There’s no need to put her on a crash diet, though. Take the weight off gradually, over the course of about 12 weeks, by going easy on the treats and table tidbits you give her. A food with less fat and more fiber might also make her load a little lighter. Keeping your dog trim is especially important if she has Osteochondorsis or hip dysplasia. Reducing the burden on her joints can sometimes postpone the onset of arthritis by many years.

Get her moving. Dogs with arthritis are often quite sedentary, simply because their owners are nervous about causing additional pain. But exercise is very important because it keeps the joints working, which improves mobility. Plus, exercise makes the muscles stronger, which will help keep her joints stable. “Naturally, you won’t exercise your dog when she is lame or hurting,” says Dr. Keller.

The key is regular, gentle exercise, rather than getting your dog to be a competitive athlete. A leisurely 20 minute walk twice a day will be just fine. And remember that swimming is also an excellent from of exercise for a dog, especially one with arthritis, because her legs get a rest from supporting her weight. The water does it instead, and that reduces pressure on those aching joints.

Give some hands-on care. You know how good a massage fees to tired muscles and joints. Well, your dog will enjoy a brisk massage to her achy bits almost as much as you do, especially after her walk.

Massage doesn’t have to be fancy. Just use your hands and fingertips to rub the sore areas in small, circular movements. Then gradually knead gently around the affected area and back again. This will increase the blood flow to the muscles and provide her with temporary, soothing relief – and she won’t mind all the extra attention at all.

Keep out the cold. “Dogs with arthritis can be affected by adverse weather conditions,” says Dr. Keller. So one those cold, wet days, you may want to offer her some additional comfort, such as an extra blanket or a layer of bedding. A massage will warm things up a bit, and even though she won’t thank you for it at the time, a warm bath can help joints stay loose and limber, resulting in fewer creaks and groans later on.

Easing the Pain:
Even though there isn’t a cure for arthritis, there are a number of medications that can ease the pain and keep her comfortable. There are dozens of drugs to choose from, but one of the most effective is also the older and least expensive: aspirin. It not only relieves pain, but also reduces the joint inflammation that often goes with arthritis.

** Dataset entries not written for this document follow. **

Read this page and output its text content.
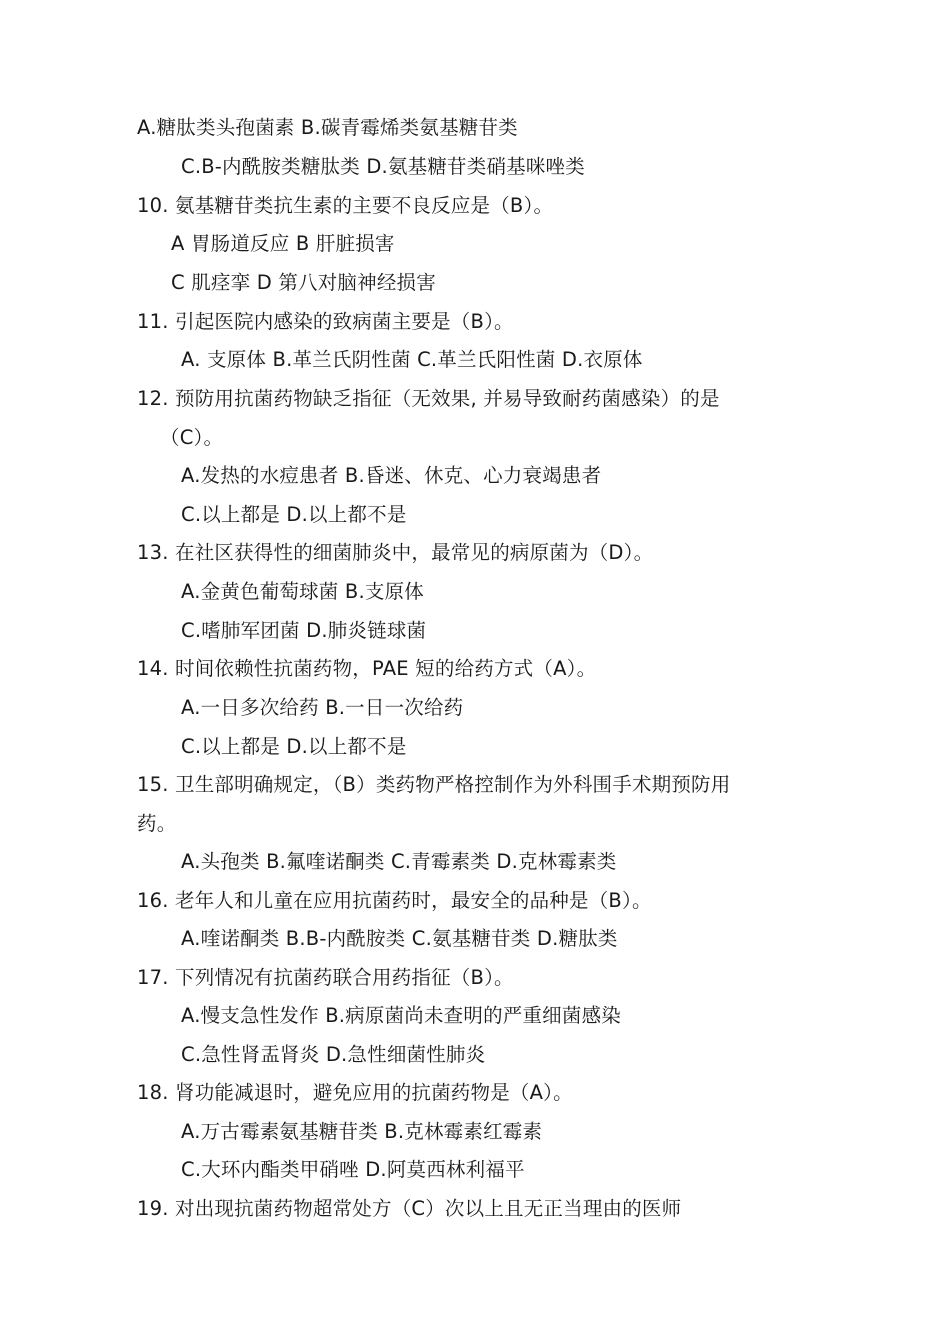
A.糖肽类头孢菌素 B.碳青霉烯类氨基糖苷类
C.B-内酰胺类糖肽类 D.氨基糖苷类硝基咪唑类
10. 氨基糖苷类抗生素的主要不良反应是（B）。
A 胃肠道反应 B 肝脏损害
C 肌痉挛 D 第八对脑神经损害
11. 引起医院内感染的致病菌主要是（B）。
A. 支原体 B.革兰氏阴性菌 C.革兰氏阳性菌 D.衣原体
12. 预防用抗菌药物缺乏指征（无效果, 并易导致耐药菌感染）的是
（C）。
A.发热的水痘患者 B.昏迷、休克、心力衰竭患者
C.以上都是 D.以上都不是
13. 在社区获得性的细菌肺炎中，最常见的病原菌为（D）。
A.金黄色葡萄球菌 B.支原体
C.嗜肺军团菌 D.肺炎链球菌
14. 时间依赖性抗菌药物，PAE 短的给药方式（A）。
A.一日多次给药 B.一日一次给药
C.以上都是 D.以上都不是
15. 卫生部明确规定，（B）类药物严格控制作为外科围手术期预防用
药。
A.头孢类 B.氟喹诺酮类 C.青霉素类 D.克林霉素类
16. 老年人和儿童在应用抗菌药时，最安全的品种是（B）。
A.喹诺酮类 B.B-内酰胺类 C.氨基糖苷类 D.糖肽类
17. 下列情况有抗菌药联合用药指征（B）。
A.慢支急性发作 B.病原菌尚未查明的严重细菌感染
C.急性肾盂肾炎 D.急性细菌性肺炎
18. 肾功能减退时，避免应用的抗菌药物是（A）。
A.万古霉素氨基糖苷类 B.克林霉素红霉素
C.大环内酯类甲硝唑 D.阿莫西林利福平
19. 对出现抗菌药物超常处方（C）次以上且无正当理由的医师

When the arthritic aches are flaring, vets usually recommend that you give about a quarter of a 325 – milligram tablet for every ten pounds of pooch. To be safe, it’s always best to check with your vet before giving aspirin (or any medication, for that matter) to your dog.
Another medication that your vet may prescribe is carprofen (Rimadyl). “It’s a new veterinary drug, similar to aspirin, but causes even less stomach irritation,” says Lester Mandelker, D.V.M., a veterinarian in private practice in Largo, Florida, and co-author of Burns Pharmaceutical Index.

“Nutritional supplements such as Cosequin and Glycoflex are purported to help dogs with arthritis,” adds Dr. Keller. They contain nutrients that help form and repair cartilage. “But, to date, there has been no scientific proof that these supplements work.” Your vet will recommend the product that best suits your dog’s needs.